HELENA — Many Montana candidates’ 2024 campaigns have been up and running for a while, but Thursday marked the first day candidates could take official steps to get their names on this year’s ballot.
At 8 a.m., Montana Secretary of State Christi Jacobsen opened the doors of her office at the State Capitol in Helena.
“Good morning, welcome to candidate filing!” she said.
The Secretary of State’s Office then began accepting filings, in person and online. By 4:30 p.m., 108 candidates had submitted their information. The majority filed online, but many came to turn in their paperwork in person.
The first candidate to file in person Thursday morning was state Sen. Becky Beard, R-Elliston. Appointed to the Senate last year, she’s now running for a full four-year term, in a newly-drawn district covering most of Powell, Granite and Jefferson Counties.
The first statewide candidate at the Secretary of State’s Office was Brad Johnson, a Republican running for U.S. Senate – who was himself secretary of state from 2005 to 2009.
“I think that people are going to see that I’m the real deal, and I wanted them to understand the level of commitment by my being here in person,” he said.

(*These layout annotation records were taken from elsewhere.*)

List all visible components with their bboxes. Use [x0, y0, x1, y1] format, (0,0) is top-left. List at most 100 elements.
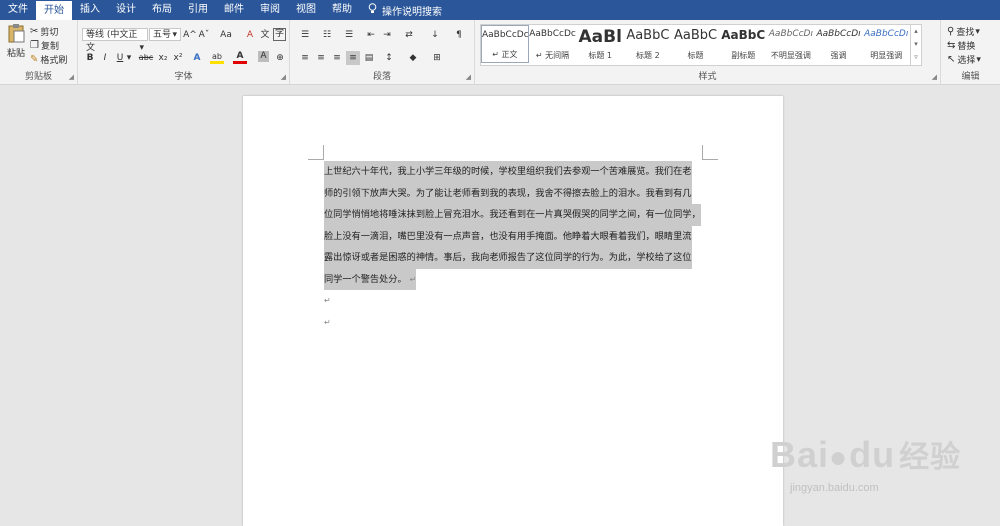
chinese-layout-button[interactable]: ⇄: [402, 28, 416, 42]
subscript-button[interactable]: x₂: [156, 51, 170, 65]
select-button[interactable]: ↖ 选择 ▾: [947, 53, 981, 66]
tab-insert[interactable]: 插入: [72, 0, 108, 20]
style-sample: AaBbC: [673, 28, 718, 43]
style-intense-emphasis[interactable]: AaBbCcDı 明显强调: [862, 25, 910, 63]
format-painter-label: 格式刷: [40, 56, 68, 66]
document-page[interactable]: 上世纪六十年代，我上小学三年级的时候，学校里组织我们去参观一个苦难展览。我们在老…: [243, 96, 783, 526]
font-name-dropdown[interactable]: 等线 (中文正文 ▾: [82, 28, 148, 53]
align-center-button[interactable]: ≡: [314, 51, 328, 65]
chevron-down-icon[interactable]: ▾: [911, 38, 921, 51]
line-spacing-button[interactable]: ↕: [382, 51, 396, 65]
find-button[interactable]: ⚲ 查找 ▾: [947, 25, 980, 38]
group-paragraph: ☰ ☷ ☰ ⇤ ⇥ ⇄ ↓ ¶ ≡ ≡ ≡ ≡ ▤ ↕ ◆ ⊞ 段落 ◢: [290, 20, 475, 84]
format-painter-button[interactable]: ✎ 格式刷: [30, 53, 67, 66]
numbering-button[interactable]: ☷: [320, 28, 334, 42]
bold-button[interactable]: B: [83, 51, 97, 65]
underline-chevron-icon[interactable]: ▾: [125, 51, 133, 65]
dialog-launcher-icon[interactable]: ◢: [69, 73, 74, 81]
shading-button[interactable]: ◆: [406, 51, 420, 65]
tab-layout[interactable]: 布局: [144, 0, 180, 20]
paste-button[interactable]: 粘贴: [5, 23, 27, 63]
indent-icon: ⇥: [383, 30, 391, 40]
font-size-dropdown[interactable]: 五号 ▾: [149, 28, 181, 41]
text-line: 位同学悄悄地将唾沫抹到脸上冒充泪水。我还看到在一片真哭假哭的同学之间，有一位同学…: [324, 204, 701, 226]
outdent-icon: ⇤: [367, 30, 375, 40]
clipboard-group-label: 剪贴板: [24, 72, 52, 82]
tab-file[interactable]: 文件: [0, 0, 36, 20]
style-sample: AaBbCcDı: [768, 29, 813, 39]
style-subtitle[interactable]: AaBbC 副标题: [719, 25, 767, 63]
find-label: 查找: [956, 28, 975, 38]
strikethrough-button[interactable]: abc: [137, 51, 155, 65]
superscript-button[interactable]: x²: [171, 51, 185, 65]
cut-button[interactable]: ✂ 剪切: [30, 25, 58, 38]
dialog-launcher-icon[interactable]: ◢: [466, 73, 471, 81]
style-heading-1[interactable]: AaBl 标题 1: [576, 25, 624, 63]
phonetic-guide-button[interactable]: 文: [258, 28, 272, 42]
style-no-spacing[interactable]: AaBbCcDc ↵ 无间隔: [529, 25, 577, 63]
search-icon: ⚲: [947, 26, 955, 37]
dialog-launcher-icon[interactable]: ◢: [281, 73, 286, 81]
enclosed-char-button[interactable]: ⊕: [273, 51, 287, 65]
tab-mailings[interactable]: 邮件: [216, 0, 252, 20]
change-case-button[interactable]: Aa: [217, 28, 235, 42]
styles-scroll[interactable]: ▴ ▾ ▿: [910, 25, 921, 65]
gallery-more-icon[interactable]: ▿: [911, 51, 921, 64]
highlight-button[interactable]: ab: [210, 51, 224, 64]
style-emphasis[interactable]: AaBbCcDı 强调: [815, 25, 863, 63]
dialog-launcher-icon[interactable]: ◢: [932, 73, 937, 81]
align-left-button[interactable]: ≡: [298, 51, 312, 65]
paragraph-mark: ↵: [324, 317, 331, 327]
paint-bucket-icon: ◆: [409, 53, 417, 63]
bullet-list-icon: ☰: [300, 30, 310, 40]
watermark-url: jingyan.baidu.com: [790, 482, 879, 494]
tab-home[interactable]: 开始: [36, 1, 72, 20]
tab-references[interactable]: 引用: [180, 0, 216, 20]
chevron-up-icon[interactable]: ▴: [911, 25, 921, 38]
paw-icon: ●: [829, 441, 849, 474]
italic-button[interactable]: I: [98, 51, 112, 65]
style-normal[interactable]: AaBbCcDc ↵ 正文: [481, 25, 529, 63]
enclose-characters-button[interactable]: 字: [273, 28, 286, 41]
style-subtle-emphasis[interactable]: AaBbCcDı 不明显强调: [767, 25, 815, 63]
replace-button[interactable]: ⇆ 替换: [947, 39, 975, 52]
paragraph-selected[interactable]: 上世纪六十年代，我上小学三年级的时候，学校里组织我们去参观一个苦难展览。我们在老…: [324, 161, 702, 290]
show-marks-button[interactable]: ¶: [452, 28, 466, 42]
justify-button[interactable]: ≡: [346, 51, 360, 65]
tell-me-search[interactable]: 操作说明搜索: [368, 3, 442, 18]
text-effects-button[interactable]: A: [190, 51, 204, 65]
multilevel-list-button[interactable]: ☰: [342, 28, 356, 42]
bullets-button[interactable]: ☰: [298, 28, 312, 42]
document-body[interactable]: 上世纪六十年代，我上小学三年级的时候，学校里组织我们去参观一个苦难展览。我们在老…: [324, 161, 702, 333]
empty-paragraph[interactable]: ↵: [324, 312, 702, 334]
watermark-logo: Bai●百du经验: [770, 434, 962, 475]
tab-help[interactable]: 帮助: [324, 0, 360, 20]
style-sample: AaBbCcDc: [529, 29, 576, 39]
decrease-indent-button[interactable]: ⇤: [364, 28, 378, 42]
style-title[interactable]: AaBbC 标题: [672, 25, 720, 63]
align-right-button[interactable]: ≡: [330, 51, 344, 65]
tell-me-label: 操作说明搜索: [382, 6, 442, 18]
crop-mark-top-right: [702, 145, 718, 160]
increase-indent-button[interactable]: ⇥: [380, 28, 394, 42]
borders-button[interactable]: ⊞: [430, 51, 444, 65]
distributed-button[interactable]: ▤: [362, 51, 376, 65]
borders-icon: ⊞: [433, 53, 441, 63]
font-group-label: 字体: [174, 72, 193, 82]
copy-button[interactable]: ❐ 复制: [30, 39, 59, 52]
style-name: 标题: [687, 51, 704, 60]
shrink-font-button[interactable]: Aˇ: [197, 28, 211, 42]
tab-design[interactable]: 设计: [108, 0, 144, 20]
style-heading-2[interactable]: AaBbC 标题 2: [624, 25, 672, 63]
chinese-layout-icon: ⇄: [405, 30, 413, 40]
tab-review[interactable]: 审阅: [252, 0, 288, 20]
text-line: 上世纪六十年代，我上小学三年级的时候，学校里组织我们去参观一个苦难展览。我们在老: [324, 161, 692, 183]
clear-formatting-button[interactable]: A: [243, 28, 257, 42]
character-shading-button[interactable]: A: [258, 51, 269, 62]
empty-paragraph[interactable]: ↵: [324, 290, 702, 312]
sort-button[interactable]: ↓: [428, 28, 442, 42]
tab-view[interactable]: 视图: [288, 0, 324, 20]
font-color-button[interactable]: A: [233, 51, 247, 64]
grow-font-button[interactable]: A^: [183, 28, 197, 42]
crop-mark-top-left: [308, 145, 324, 160]
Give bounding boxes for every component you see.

In the first 90 minutes of the filing period, 17 candidates came to the Capitol to fill out their paperwork and pay a filing fee. By the end of the day, a total of 26 had visited to file in person. In addition to Beard and Johnson, they included:
· Joel Krautter, of Billings, an attorney and Republican candidate for Montana’s eastern U.S. House seat
· Three candidates running for seats on the Montana Supreme Court – former federal magistrate judge Jerry Lynch, running for chief justice, and district court judges Katherine Bidegaray of Sidney and Dan Wilson of Kalispell, competing for an associate justice position.
· Bowen Greenwood, clerk of the Montana Supreme Court, who is seeking a second four-year term
· Ben Alke, of Bozeman, an attorney and Democratic candidate for Montana attorney general
· 18 more candidates for the state legislature, from as far away as Glasgow and Wolf Point.
Filing online Thursday were two candidates for the state Public Service Commission: incumbent vice-chair Jennifer Fielder, a Republican from Sanders County, running in District 4, and former commissioner Kirk Bushman, a Republican from Billings, running in District 2.
Despite sub-zero temperatures and blowing snow in Helena, the Secretary of State’s Office reported significantly more candidates filed in person on the first day than in 2022. Many candidates told MTN they were in Helena anyway for legislative interim meetings or to attend the Montana Chamber of Commerce’s Business Days at the Capitol event.
Anyone wanting to run for office in 2024 has two more months to file. When filing closes on March 11, we’ll have the final picture of who’s in and who’s out.